For version 3.9 onwards, microbenchmarks can be enabled at the namespace level. The link below has the list of histograms possible. http://www.aerospike.com/docs/operations/monitor/latency#histograms

asinfo -v 'set-config:context=namespace;id=<namespaceName>;enable-benchmarks-read=true'

Once these are switched on the following histograms will be written into the aerospike.log.

Histogram Definition
query_txn_q_wait_us Histogram to track time spend in transaction queue if query_in_transaction is true
query_query_q_wait_us Histogram to track time spend waiting in queue for the query thread.If the query queue is backing up it may be worth increasing the query threads in case the CPU is not fully utilized.
query_prepare_batch_us Histogram to track the time spent while preparing query batches. Latency here could imply the secondary index is slow. It could also mean that the query batch (see Notes section) is too big.
query_batch_io_q_wait_us Histogram to track the time spent waiting in the queue for worker threads.
query_batch_io_us Histogram to track the time spent doing I/O per batch. This includes priority based sleep after n units of work. When latency is seen here, if more than 2 query worker threads are busy and if the system is not IO bound then try increasing the priority. The query threads may be yielding too much.
query_net_io_us Histogram to track time spend sending results to client. When there is latency here it implies a network issue or a slow client

Notes

  • When a query returns n records it does not process them sequentially but rather in a batch. Each batch is a unit of work with a default size of 100 (controlled by the query-batch-size parameter). Histograms that refer to batch size are measuring the time taken to prepare or wait for the batch in either queues or i/o

http://www.aerospike.com/docs/reference/configuration#query-batch-size

  • query-microbenchmarks is not a static parameter and cannot be included in aerospike.conf
  • Any histogram where the name ends _us is measuring in microseconds, not milliseconds as is more common in benchmark histograms.

Keywords

QUERY-MICROBENCHMARKS ANALYSE QUERY

Timestamp

6/6/16


#2

I’ve been attempting to figure out why a lot of my queries are running really slowly (I’m running under aerospark so there are a lot of layers) so I tried this.
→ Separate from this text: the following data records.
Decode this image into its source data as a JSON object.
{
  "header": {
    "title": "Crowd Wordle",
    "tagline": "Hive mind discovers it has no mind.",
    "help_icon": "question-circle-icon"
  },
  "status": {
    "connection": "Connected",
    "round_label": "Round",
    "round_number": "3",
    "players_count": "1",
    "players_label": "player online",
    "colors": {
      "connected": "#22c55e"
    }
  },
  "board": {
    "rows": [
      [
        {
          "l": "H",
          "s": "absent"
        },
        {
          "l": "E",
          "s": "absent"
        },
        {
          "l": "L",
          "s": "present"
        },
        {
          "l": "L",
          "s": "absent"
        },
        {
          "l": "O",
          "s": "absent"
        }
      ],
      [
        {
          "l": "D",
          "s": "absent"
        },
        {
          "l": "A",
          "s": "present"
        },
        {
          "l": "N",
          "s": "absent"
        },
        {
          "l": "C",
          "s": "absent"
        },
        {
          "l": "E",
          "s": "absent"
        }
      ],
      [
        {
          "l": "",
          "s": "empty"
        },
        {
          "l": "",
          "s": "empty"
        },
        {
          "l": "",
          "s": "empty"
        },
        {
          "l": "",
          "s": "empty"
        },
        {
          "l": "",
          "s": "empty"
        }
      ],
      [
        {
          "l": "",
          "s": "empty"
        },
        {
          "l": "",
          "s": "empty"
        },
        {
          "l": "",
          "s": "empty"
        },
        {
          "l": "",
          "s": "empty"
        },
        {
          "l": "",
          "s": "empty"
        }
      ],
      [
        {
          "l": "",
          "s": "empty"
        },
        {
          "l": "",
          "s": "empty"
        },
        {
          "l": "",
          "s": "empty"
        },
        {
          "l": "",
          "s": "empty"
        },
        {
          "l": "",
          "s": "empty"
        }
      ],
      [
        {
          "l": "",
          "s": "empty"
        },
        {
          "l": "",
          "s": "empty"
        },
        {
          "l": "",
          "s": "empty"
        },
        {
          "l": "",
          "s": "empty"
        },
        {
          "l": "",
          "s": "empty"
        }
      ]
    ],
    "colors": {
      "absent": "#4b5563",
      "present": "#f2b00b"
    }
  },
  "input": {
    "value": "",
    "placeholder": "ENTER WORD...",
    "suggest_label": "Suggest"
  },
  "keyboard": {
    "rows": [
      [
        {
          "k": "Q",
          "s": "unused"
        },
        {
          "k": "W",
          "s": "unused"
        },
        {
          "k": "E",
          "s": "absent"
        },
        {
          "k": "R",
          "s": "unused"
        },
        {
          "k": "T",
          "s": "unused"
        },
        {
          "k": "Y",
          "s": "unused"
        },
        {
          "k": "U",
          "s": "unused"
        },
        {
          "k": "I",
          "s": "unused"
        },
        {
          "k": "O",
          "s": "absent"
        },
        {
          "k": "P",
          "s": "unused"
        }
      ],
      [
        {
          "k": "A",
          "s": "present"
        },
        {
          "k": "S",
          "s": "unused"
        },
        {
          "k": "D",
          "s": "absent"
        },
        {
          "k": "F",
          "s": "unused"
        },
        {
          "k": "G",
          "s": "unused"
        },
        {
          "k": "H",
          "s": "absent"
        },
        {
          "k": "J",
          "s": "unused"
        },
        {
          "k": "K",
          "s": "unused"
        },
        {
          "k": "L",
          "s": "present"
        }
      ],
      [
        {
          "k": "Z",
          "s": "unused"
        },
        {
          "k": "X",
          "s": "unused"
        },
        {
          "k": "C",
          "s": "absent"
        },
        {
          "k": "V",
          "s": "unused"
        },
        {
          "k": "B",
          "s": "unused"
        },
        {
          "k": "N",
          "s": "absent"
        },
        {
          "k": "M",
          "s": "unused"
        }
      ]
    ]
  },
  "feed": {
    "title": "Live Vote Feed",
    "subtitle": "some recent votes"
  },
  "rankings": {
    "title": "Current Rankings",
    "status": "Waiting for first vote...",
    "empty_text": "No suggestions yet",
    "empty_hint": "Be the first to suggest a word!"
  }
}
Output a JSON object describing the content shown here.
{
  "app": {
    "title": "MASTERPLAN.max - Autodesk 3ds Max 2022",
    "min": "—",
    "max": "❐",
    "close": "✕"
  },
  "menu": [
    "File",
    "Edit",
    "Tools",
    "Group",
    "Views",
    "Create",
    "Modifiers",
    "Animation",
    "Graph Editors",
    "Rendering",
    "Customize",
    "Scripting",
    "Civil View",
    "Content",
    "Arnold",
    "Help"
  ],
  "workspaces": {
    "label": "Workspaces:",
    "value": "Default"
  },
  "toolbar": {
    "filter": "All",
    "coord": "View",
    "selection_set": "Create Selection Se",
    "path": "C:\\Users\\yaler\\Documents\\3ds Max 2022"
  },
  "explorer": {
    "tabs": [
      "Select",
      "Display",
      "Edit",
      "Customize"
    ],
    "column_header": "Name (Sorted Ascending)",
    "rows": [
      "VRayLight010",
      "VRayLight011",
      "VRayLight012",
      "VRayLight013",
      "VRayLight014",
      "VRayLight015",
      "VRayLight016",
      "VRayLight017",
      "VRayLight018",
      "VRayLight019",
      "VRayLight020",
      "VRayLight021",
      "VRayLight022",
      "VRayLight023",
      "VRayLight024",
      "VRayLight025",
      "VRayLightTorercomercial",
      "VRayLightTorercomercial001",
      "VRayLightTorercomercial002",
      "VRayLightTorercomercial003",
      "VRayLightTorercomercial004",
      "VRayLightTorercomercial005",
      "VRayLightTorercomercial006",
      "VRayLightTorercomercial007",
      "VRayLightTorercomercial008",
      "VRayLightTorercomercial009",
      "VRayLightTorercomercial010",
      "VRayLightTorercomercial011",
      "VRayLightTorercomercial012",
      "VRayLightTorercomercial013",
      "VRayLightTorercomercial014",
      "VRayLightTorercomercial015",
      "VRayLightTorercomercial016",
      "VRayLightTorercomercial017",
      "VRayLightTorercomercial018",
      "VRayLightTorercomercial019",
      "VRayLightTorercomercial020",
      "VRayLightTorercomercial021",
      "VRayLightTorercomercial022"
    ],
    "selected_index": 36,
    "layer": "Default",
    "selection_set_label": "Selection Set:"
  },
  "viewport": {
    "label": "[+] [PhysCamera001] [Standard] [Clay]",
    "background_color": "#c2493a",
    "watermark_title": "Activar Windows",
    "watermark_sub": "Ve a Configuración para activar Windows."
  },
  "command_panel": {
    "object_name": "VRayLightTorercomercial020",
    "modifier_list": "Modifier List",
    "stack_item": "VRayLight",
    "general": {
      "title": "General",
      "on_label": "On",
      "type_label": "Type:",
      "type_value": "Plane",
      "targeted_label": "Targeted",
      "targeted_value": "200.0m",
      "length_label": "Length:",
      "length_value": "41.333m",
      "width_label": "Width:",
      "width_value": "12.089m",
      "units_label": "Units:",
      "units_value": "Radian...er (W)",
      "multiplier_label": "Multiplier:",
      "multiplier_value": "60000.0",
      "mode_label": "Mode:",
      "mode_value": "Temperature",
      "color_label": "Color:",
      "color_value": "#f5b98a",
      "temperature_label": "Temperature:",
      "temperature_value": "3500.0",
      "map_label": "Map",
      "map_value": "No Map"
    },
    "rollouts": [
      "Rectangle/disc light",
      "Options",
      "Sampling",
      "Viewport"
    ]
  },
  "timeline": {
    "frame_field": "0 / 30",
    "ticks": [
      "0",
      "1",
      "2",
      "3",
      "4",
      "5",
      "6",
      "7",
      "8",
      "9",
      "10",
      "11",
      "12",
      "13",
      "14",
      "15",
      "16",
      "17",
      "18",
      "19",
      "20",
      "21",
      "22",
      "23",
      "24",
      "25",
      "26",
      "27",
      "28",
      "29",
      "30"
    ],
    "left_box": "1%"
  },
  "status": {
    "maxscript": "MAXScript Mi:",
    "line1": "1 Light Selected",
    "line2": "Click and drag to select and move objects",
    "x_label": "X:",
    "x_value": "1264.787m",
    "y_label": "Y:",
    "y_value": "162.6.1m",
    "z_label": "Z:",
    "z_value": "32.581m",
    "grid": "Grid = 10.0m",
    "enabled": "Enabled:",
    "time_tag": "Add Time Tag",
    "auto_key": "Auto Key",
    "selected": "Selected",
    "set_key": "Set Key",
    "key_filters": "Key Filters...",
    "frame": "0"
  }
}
However, I’m getting an error:

asinfo -v ‘set-config:context= service;query-microbenchmark=true’

simply prints: “error”

I’m running the latest version of aerospike (community edition) and just installed the tools a few days ago so I am assuming that they are the latest as well.

Any recommendations as to what might be the problem here?


#3

LOL - there’s an extra space in the above command line.

asinfo -v 'set-config:context= service;query-microbenchmark=true

fails yet

asinfo -v 'set-config:context=service;query-microbenchmark=true

works.